9) 100. yıl dönümü Einstein tarafından onaylanan güneş tutulması

Albert Einstein'ın 1915'te tamamlanan genel görelilik teorisi, güneşin yakınından geçen uzak bir yıldızdan gelen ışığın, güneşin yerçekimi tarafından büküleceğini ve yıldızın gökyüzündeki görünen konumunu değiştireceğini öngördü. Newton fiziği böyle bir bükülmeyi açıklayabilirdi, ancak Einstein'ın hesapladığının sadece yarısı. Böyle bir ışığı gözlemlemek, Einstein'ın teorisini test etmenin iyi bir yolu gibi görünüyordu, güneş gökyüzünde olduğunda yıldızların hiç görünmemesi sorunu dışında. Bununla birlikte, hem Newton hem de Einstein'ın fizikçileri, bir sonraki güneş tutulmasının ne zaman olacağı konusunda hemfikir oldular, bu da Güneş'in kenarına yakın yıldızları kısa bir süre görünür hale getirdi.

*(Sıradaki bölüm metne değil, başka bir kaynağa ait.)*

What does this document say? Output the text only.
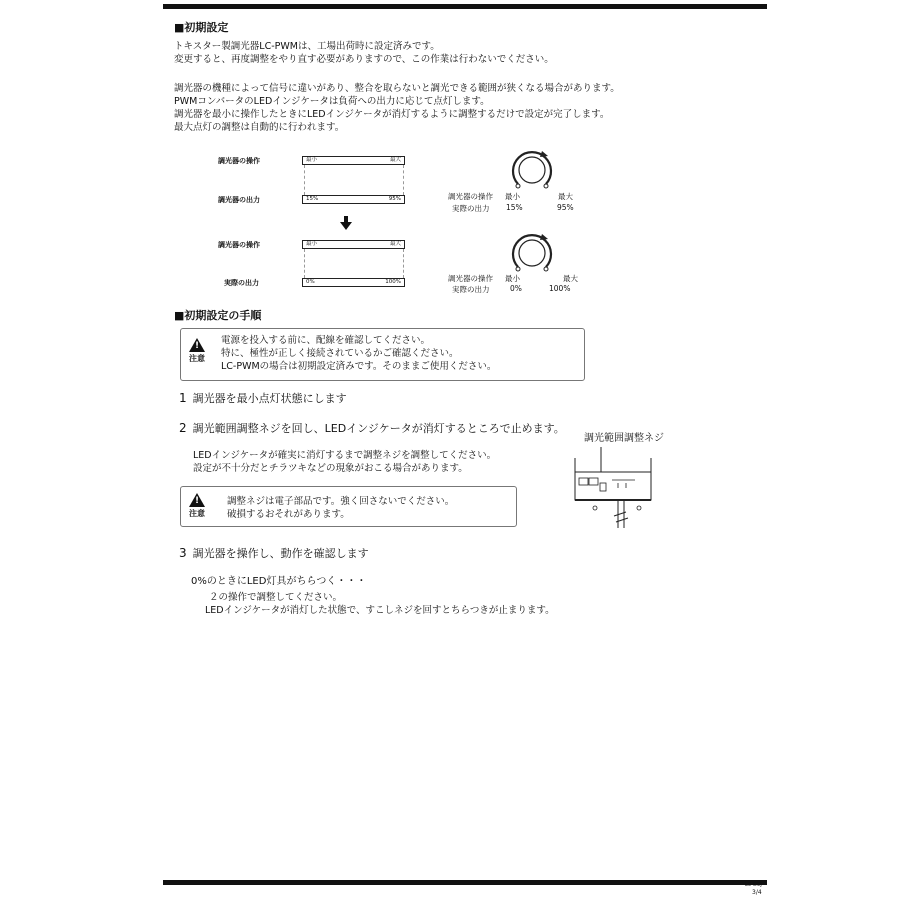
■初期設定
トキスター製調光器LC-PWMは、工場出荷時に設定済みです。
変更すると、再度調整をやり直す必要がありますので、この作業は行わないでください。
調光器の機種によって信号に違いがあり、整合を取らないと調光できる範囲が狭くなる場合があります。
PWMコンバータのLEDインジケータは負荷への出力に応じて点灯します。
調光器を最小に操作したときにLEDインジケータが消灯するように調整するだけで設定が完了します。
最大点灯の調整は自動的に行われます。
調光器の操作	最小	最大
調光器の出力	15%	95%	調光器の操作 最小	最大
実際の出力 15%	95%
調光器の操作	最小	最大
実際の出力	0%	100%	調光器の操作 最小	最大
実際の出力	0%	100%
■初期設定の手順
!
注意
電源を投入する前に、配線を確認してください。
特に、極性が正しく接続されているかご確認ください。
LC-PWMの場合は初期設定済みです。そのままご使用ください。
1 調光器を最小点灯状態にします
2 調光範囲調整ネジを回し、LEDインジケータが消灯するところで止めます。
LEDインジケータが確実に消灯するまで調整ネジを調整してください。
設定が不十分だとチラツキなどの現象がおこる場合があります。
調光範囲調整ネジ
!
注意
調整ネジは電子部品です。強く回さないでください。
破損するおそれがあります。
3 調光器を操作し、動作を確認します
0%のときにLED灯具がちらつく・・・
２の操作で調整してください。
LEDインジケータが消灯した状態で、すこしネジを回すとちらつきが止まります。
LC-DCJ
3/4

İngiliz astrofizikçi Arthur Eddington, Mayıs 1919'da Batı Afrika kıyılarındaki bir adadan bir tutulma gözlemlediği bir keşif gezisine liderlik etti. Eddington, bazı yıldızların önceden kaydedilen konumlarından sapmalarının, Einstein'ı kazanan ilan etmeye yetecek kadar genel göreliliğin prognozuna karşılık geldiğini buldu. Einstein'ın meşhur olmasının yanı sıra, sonuç o zamanlar çok önemli değildi (kozmoloji teorisinde genel görelilik teorisinin teşvik edilmesi dışında). Ancak, yeni astrofiziksel fenomenlerin açıklanması ve GPS cihazlarının yol haritalarından kurtulmak için yeterince doğru olması gerektiğinde, genel görelilik on yıllar sonra büyük bir sorun haline geldi.

10) Periyodik Tablo, Sesquicentennial!

Dmitrii Mendeleev, birkaç element grubunun benzer özelliklere sahip olduğunu fark eden ilk kimyager değildi. Fakat 1869'da elementlerin sınıflandırılması için ana prensibi belirledi: Bunları atom ağırlığını artırma sırasına göre listelerseniz, benzer özelliklere sahip elementler düzenli (periyodik) aralıklarla tekrarlanır. Bu görüşü kullanarak, kimya tarihindeki en büyük başarılardan biri olan elementlerin ilk periyodik tablosunu yarattı. En büyük bilimsel başarıların çoğu, tahmin edilemeyen matematiksel formüller veya sezgisel deha, büyük el becerisi, muazzam maliyetler veya karmaşık teknolojiler gerektiren sofistike deneyler şeklinde geldi.

Ancak, periyodik tablo bir duvar tablosudur. Bu, herkesin ilk bakışta tüm bilimsel disiplinin temellerini anlamasını sağlar. Mendeleus'un tablosu birçok kez yeniden yapılandırıldı ve yönetim kuralı artık atomik kütle yerine atom numarasıdır. Bununla birlikte, şimdiye kadar inşa edilmiş derin bilimsel bilgilerin en çok yönlü konsolidasyonu olmaya devam ediyor - karasal maddelerin yapıldığı her tür maddenin ikonik bir temsili. Ve bunu sadece sınıfta duvarlarda değil, kravatlarda, tişörtlerde ve kahve kupalarında da bulabilirsiniz. Bir gün Periyodik Tablo adı verilen kimya temalı bir restoranın duvarlarını süsleyebilir.